But was that warning genuine? Was it not destined rather to induce him to take the other way? It was impossible to determine. Sorely perplexed, he rode on, thinking the matter over, and that deeply. The sky overhead grew darker and darker with the spread of a great cloud—the earth with the fall of evening. There was a moon, but it was obscured. By the time the rocks which marked the entrance to the poort came into view it was already night.
Two ways branched here—one his ordinary way home, the other that which Hans Vermaak had urged him to take. Some twenty feet down, at the bottom of a precipitous slope, was the river bed, dry save for a shallow, stagnant reach here and there. Which way should he take? Now was the time to decide.
“Get on, Aasvogel, you fool! Ah, would you, then?”
This to his horse, accompanied by a sharp rowelling with each heel. For the animal had stopped short with a suddenness calculated to unseat and certainly irritate the rider, and was backing and shying like the panic-stricken idiot it was; the cause of all this fluster being a white stone standing almost vertically up from the roadside, in the gloom looking for all the world like the traditional ghost.

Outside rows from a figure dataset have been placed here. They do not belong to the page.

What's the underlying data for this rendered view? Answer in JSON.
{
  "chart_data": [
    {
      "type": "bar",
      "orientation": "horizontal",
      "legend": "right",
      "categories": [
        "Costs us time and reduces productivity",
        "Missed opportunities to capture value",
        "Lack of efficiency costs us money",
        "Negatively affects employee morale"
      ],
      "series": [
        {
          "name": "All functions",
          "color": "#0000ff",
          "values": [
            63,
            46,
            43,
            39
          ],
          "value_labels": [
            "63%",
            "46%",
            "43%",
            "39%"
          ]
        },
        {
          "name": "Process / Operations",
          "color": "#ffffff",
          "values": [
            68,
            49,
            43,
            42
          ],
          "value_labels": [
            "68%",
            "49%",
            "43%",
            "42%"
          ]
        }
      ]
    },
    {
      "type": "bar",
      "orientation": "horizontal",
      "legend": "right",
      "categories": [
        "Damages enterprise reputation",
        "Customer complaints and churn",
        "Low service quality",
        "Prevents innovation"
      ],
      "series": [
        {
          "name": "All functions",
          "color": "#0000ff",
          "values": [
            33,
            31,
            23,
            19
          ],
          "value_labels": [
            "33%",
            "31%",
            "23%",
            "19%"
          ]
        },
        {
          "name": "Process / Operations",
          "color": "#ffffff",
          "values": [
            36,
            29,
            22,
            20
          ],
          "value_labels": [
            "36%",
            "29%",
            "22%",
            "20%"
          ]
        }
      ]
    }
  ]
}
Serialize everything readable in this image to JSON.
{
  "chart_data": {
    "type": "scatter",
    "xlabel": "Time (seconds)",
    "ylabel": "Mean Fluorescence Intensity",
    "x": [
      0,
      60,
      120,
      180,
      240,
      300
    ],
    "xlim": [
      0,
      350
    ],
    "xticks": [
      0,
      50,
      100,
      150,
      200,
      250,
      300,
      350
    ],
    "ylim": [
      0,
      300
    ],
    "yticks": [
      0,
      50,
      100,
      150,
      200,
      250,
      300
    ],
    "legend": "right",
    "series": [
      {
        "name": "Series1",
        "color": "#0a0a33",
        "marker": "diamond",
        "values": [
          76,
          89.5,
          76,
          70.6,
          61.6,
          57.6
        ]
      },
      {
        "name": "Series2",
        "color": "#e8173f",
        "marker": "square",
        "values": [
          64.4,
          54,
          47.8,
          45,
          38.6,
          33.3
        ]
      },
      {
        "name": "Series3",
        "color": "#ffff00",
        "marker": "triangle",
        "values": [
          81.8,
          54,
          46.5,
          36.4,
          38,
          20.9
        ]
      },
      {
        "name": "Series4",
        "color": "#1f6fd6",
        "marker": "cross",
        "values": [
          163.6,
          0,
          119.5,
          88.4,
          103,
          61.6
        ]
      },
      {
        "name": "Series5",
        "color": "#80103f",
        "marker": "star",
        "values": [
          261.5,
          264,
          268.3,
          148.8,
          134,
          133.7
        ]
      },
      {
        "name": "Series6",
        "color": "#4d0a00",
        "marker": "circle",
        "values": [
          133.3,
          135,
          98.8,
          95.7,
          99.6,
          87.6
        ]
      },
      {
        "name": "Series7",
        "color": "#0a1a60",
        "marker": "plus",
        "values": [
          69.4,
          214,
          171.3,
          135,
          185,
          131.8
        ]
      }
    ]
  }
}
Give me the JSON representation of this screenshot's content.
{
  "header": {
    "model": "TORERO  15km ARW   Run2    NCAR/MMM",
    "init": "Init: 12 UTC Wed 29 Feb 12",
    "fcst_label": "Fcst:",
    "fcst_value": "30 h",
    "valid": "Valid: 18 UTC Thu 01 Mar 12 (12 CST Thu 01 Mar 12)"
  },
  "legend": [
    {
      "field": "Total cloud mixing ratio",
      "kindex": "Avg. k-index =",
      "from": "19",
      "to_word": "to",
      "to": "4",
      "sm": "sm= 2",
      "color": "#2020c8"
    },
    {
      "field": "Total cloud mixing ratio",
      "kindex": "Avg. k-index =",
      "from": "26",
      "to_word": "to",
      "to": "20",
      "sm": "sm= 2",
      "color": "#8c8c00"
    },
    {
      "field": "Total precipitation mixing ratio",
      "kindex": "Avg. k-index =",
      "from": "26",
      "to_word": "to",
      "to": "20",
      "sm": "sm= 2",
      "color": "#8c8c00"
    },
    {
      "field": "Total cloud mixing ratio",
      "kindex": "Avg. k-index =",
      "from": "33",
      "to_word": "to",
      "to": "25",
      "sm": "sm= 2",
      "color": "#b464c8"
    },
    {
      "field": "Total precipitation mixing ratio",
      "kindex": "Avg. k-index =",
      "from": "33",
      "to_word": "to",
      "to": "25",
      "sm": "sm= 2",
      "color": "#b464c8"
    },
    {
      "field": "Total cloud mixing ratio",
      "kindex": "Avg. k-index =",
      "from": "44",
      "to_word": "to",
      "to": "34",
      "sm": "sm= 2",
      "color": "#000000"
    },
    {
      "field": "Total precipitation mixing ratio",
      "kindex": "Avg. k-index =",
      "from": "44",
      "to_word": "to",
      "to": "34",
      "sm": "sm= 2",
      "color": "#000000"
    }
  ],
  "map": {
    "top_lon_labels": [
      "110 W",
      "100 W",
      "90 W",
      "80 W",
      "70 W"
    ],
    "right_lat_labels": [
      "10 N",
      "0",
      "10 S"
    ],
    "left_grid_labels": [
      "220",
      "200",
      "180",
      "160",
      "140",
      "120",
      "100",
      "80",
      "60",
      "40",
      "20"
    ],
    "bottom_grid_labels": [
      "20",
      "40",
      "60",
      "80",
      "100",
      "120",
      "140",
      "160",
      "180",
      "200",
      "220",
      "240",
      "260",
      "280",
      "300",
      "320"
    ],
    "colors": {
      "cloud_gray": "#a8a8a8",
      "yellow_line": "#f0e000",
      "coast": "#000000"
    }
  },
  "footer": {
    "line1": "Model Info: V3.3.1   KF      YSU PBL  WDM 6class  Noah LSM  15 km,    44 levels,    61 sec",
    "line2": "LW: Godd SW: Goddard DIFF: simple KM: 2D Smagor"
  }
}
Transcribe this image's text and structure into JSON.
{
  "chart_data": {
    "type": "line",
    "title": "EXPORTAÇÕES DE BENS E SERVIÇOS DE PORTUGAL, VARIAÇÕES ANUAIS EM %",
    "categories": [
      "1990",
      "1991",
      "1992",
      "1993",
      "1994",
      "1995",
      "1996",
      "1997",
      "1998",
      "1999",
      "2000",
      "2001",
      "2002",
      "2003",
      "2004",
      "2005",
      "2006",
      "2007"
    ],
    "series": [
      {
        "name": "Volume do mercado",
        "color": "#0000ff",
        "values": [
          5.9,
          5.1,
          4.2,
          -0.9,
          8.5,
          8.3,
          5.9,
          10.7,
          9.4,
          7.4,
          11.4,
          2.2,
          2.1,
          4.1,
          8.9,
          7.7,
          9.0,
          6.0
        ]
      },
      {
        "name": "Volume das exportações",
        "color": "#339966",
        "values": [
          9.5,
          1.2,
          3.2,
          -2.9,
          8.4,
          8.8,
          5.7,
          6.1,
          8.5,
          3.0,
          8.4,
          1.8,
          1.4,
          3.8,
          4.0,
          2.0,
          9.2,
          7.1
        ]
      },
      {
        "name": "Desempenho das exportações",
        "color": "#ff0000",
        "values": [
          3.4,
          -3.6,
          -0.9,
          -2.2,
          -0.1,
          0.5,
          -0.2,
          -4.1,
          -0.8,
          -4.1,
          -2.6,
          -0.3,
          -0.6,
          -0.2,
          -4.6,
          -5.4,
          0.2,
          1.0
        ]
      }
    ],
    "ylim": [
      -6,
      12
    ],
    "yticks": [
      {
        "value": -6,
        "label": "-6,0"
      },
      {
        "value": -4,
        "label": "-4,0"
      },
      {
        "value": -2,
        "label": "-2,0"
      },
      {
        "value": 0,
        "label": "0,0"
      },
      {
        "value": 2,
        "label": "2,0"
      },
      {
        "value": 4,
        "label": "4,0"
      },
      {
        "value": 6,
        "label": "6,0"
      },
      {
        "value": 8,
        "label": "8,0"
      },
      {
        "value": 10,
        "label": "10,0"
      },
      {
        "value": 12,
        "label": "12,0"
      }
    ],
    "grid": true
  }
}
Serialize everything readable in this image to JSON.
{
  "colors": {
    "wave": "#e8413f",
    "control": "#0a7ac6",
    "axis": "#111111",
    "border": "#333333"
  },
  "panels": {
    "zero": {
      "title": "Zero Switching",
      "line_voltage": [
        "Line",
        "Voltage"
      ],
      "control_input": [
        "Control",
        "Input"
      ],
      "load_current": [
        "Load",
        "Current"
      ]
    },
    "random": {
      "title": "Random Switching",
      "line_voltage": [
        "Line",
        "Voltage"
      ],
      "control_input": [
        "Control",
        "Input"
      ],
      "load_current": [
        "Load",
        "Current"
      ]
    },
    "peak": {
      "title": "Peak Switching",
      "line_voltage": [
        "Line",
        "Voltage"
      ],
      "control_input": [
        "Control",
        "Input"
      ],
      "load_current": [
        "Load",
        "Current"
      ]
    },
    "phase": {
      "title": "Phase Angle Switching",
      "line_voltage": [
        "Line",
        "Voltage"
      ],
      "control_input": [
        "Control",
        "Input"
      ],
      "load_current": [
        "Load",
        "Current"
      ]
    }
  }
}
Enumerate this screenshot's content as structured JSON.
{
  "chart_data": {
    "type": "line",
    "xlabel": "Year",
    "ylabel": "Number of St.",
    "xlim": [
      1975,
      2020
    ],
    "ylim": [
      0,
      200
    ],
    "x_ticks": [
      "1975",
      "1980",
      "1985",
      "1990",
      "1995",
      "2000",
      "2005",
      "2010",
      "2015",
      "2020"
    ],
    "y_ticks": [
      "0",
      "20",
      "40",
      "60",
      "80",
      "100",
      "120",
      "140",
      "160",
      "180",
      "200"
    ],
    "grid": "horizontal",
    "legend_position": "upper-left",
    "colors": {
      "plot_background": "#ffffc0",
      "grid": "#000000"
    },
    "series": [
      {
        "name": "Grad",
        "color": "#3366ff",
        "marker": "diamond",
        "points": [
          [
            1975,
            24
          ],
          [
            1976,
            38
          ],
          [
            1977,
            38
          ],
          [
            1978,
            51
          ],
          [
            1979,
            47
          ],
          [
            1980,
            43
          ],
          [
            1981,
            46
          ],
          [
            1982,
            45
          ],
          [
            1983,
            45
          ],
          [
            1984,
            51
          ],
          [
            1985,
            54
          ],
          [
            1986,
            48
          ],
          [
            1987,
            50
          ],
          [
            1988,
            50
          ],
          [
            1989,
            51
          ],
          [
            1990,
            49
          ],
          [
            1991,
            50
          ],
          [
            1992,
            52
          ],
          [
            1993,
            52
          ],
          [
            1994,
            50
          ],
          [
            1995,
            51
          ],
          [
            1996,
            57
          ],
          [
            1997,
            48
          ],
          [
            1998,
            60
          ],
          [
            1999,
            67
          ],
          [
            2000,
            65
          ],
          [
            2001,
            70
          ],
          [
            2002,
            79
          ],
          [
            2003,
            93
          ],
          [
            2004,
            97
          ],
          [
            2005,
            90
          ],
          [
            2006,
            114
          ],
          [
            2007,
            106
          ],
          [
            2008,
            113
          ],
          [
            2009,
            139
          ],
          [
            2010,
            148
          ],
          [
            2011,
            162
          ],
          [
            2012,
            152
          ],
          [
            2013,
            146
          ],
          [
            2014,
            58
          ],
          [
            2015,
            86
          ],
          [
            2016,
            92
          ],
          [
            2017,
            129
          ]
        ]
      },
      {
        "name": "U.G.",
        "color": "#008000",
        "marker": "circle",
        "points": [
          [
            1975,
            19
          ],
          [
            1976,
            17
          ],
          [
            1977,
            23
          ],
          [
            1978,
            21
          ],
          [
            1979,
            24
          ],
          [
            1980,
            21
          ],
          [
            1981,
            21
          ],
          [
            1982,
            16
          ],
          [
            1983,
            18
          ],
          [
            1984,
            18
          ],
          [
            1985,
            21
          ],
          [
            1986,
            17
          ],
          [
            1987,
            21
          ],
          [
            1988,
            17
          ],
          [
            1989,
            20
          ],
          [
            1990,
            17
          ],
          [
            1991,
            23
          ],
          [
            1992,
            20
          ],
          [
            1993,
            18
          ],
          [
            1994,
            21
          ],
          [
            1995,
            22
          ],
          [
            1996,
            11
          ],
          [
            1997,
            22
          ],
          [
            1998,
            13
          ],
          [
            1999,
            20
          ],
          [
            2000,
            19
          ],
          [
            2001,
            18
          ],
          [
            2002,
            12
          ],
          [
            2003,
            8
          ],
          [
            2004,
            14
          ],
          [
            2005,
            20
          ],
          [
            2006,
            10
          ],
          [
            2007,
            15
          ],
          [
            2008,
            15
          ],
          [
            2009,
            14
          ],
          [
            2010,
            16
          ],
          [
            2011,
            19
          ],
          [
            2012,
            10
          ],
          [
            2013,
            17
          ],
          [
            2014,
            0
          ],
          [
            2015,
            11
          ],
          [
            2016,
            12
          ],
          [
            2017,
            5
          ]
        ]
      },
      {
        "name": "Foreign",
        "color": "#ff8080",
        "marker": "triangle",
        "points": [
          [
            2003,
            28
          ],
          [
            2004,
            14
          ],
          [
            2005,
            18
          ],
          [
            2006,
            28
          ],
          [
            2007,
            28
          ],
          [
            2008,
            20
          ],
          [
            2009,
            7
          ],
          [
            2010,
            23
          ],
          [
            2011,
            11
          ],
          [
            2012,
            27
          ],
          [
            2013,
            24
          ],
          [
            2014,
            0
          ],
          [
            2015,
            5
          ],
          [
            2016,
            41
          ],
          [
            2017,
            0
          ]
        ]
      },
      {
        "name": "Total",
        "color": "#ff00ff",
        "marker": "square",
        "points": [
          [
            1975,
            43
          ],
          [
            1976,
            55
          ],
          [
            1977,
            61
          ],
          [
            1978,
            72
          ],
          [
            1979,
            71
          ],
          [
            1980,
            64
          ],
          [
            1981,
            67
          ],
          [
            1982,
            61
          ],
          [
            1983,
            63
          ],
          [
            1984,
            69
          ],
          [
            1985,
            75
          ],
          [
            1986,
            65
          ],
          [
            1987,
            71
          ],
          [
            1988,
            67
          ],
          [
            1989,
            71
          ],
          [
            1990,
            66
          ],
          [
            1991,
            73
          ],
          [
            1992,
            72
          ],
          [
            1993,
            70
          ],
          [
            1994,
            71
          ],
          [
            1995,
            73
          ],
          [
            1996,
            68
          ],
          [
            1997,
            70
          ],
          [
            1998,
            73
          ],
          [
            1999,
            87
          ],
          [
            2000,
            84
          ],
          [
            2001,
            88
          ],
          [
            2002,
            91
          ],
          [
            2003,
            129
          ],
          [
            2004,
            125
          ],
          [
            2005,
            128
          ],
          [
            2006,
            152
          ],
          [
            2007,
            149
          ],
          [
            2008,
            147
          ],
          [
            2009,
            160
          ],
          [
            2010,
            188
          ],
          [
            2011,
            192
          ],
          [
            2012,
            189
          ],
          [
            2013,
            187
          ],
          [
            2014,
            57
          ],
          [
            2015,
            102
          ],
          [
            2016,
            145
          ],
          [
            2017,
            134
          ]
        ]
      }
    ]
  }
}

“Whigge—whirr!” Something hummed through the air, and that so near he could feel the draught. Two jets of flame had darted forth from the hillside above, simultaneously with a dry, double crack. Two more followed, but had it been a hundred Colvin was utterly powerless to investigate, for his horse, which had already sprung forward beneath the sharp dig of the spurs, now took to wild and frantic flight, and for some moments was completely out of hand. By the time he got it in hand again he had been carried a good mile from the scene of this startling though not wholly unexpected occurrence.
Two things came into Colvin’s mind, as eventually he reined in his panting, snorting steed. One of the bullets, at any rate, had missed him very narrowly, but by just the distance the animal had backed when shying from the ghostly object which had scared it; and but for the fact of his being a first-rate rider the suddenness of the bolt would have unseated him, and he would now be lying in the road at the mercy of his would-be assassins. But—where was Gert?
He looked around. The clouds had parted a little and the moon was visible through a rift thus formed; indeed it was the sudden flash of the moonlight upon the white stone that had so terrified the horse at first. The light revealed the mountain slopes rising up around, but of his servant there was no sign. He listened intently. No sound, save the creaking of the saddle, caused by the violently heaving flanks of his panting steed, and now and again a mutter of distant thunder away up in the mountains. Where was Gert?
Dismounting, he led the animal a little way off the road, and sat down under a large boulder to think out the situation. The warning of Hans Vermaak again came into his mind. It looked genuine as viewed by subsequent lights, but whether it was so or not, it was useless, for the murderers had altered their original plan, clearly resolving to provide against the contingency of his choosing the other of the two roads, by shooting him before he should come to the point where these parted. Well, they had not shot him, but it had been a narrow shave—very.
But if they had not shot him had they shot Gert? It looked uncommonly like it. Only the four shots had been fired—of that he felt certain—but since his horse had taken matters into its own hands, or, rather, legs, he had obtained neither sight nor sound of Gert. Seated there in the darkness, he was conscious of a very considerable feeling of indignation begotten of a dual reason—that he had had a mean advantage taken of him, and that his property, in the person of Gert Bondelzwart, had been interfered with.
What was to be done next? Should he go back? To do so would be to commit an act of fatal rashness, for it would be to expose himself once more to the fire of his concealed cowardly foes, who would not be likely to let slip a second opportunity. True, he had his revolver, but not for a moment would they be likely to come near enough to give him any chance of using it. No—to go back would be simply throwing away his life. Had it been a white man and a comrade, he would unhesitatingly have done so. But Gert was a Griqua, and, though not exactly a savage, had all the cunning and resource and endurance of generations of savage ancestry. If he were alive, why then, amid the rocks and the darkness, he would soon elude his enemies; if he were dead, Colvin did not see any sense in throwing away his own life merely to ascertain that fact.